Une organisation suisse veut créer des banques de « sang non-vacciné » contre le Covid

13/12/2022 (2022-12-13)

[Source : FranceSoir]

Le rejet du vaccin anti-Covid prend une tout autre forme. « Horrifié » par le sang contenant un vaccin anti-Covid, George Della Dietra, un naturopathe suisse, a fondé Safe Blood Donation (don de sang sain, Ndlr), une organisation à but non lucratif, dont l’objectif est de mettre en relation des demandeurs et donneurs de sang non vaccinés et constituer, à terme, une banque de sang issue des dons de personnes non-vaccinées. En Nouvelle-Zélande, des parents ont refusé que leur enfant malade reçoive du « sang de vacciné » et en ont partiellement perdu la garde mercredi 7 décembre.

George Della Dietra a exprimé dans une déclaration son “horreur” après avoir étudié un sang ayant reçu un vaccin anti-Covid. “Je n’ai jamais vu de sang comme ça. C’était, pour être honnête, la principale raison pour laquelle j’ai commencé tout ça, parce que quand j’ai vu ça, j’étais tellement horrifié”, a-t-il déclaré. Il s’est dit convaincu que « toute cette affaire de vaccination” a pour but de “contrôler les gens”. Il estime ainsi que toute personne n’ayant pas été vaccinée a le droit de recevoir du sang qui ne contient pas de technologie ARNm.

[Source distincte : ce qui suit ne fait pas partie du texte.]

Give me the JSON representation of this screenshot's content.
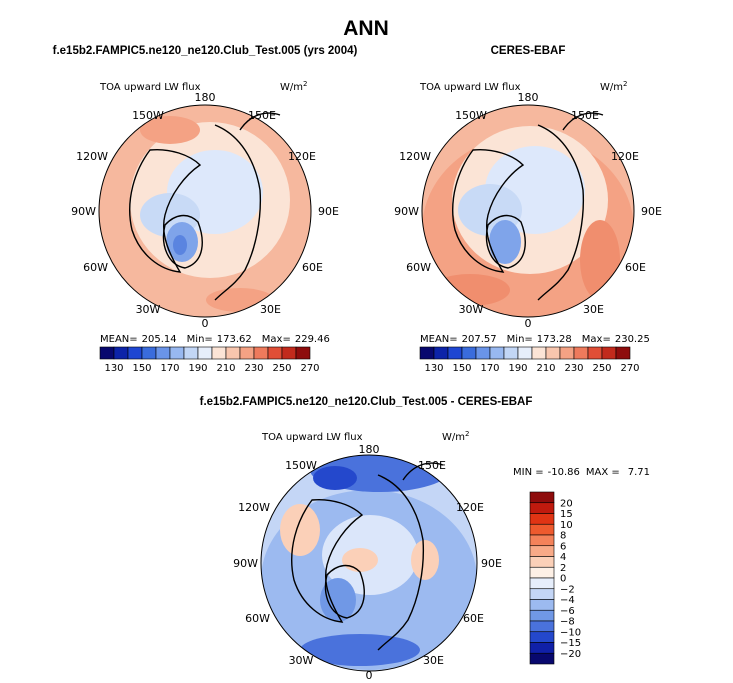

En créant Safe Blood Donation, ce naturopathe explique ainsi sa volonté d’être “une plateforme pour les personnes qui souhaitent avoir le libre choix des donneurs de sang… Qu’ils pensent qu’il existe une véritable théorie du complot, que le Nouvel Ordre Mondial est en train de se produire, ou qu’ils disent simplement qu’ils ne veulent pas de ce sang pour une raison quelconque”a-t-il déclaré.

“Faire pression sur les autorités”

La tâche s’annonce ardue. À se référer au New York Times, environ 71,1 % de la population mondiale a déjà reçu une dose d’un vaccin contre le Covid-19. Aux États-Unis, une étude de septembre 2021 publiée dans le journal de l’American Medical Association affirme que 83,3% des dons de sang avaient des anticorps combinés en raison de la vaccination. “Je reçois des centaines d’e-mails me demandant : ‘Avez-vous du sang, parce que je dois être opéré dans trois semaines’”, a déclaré Della Dietra.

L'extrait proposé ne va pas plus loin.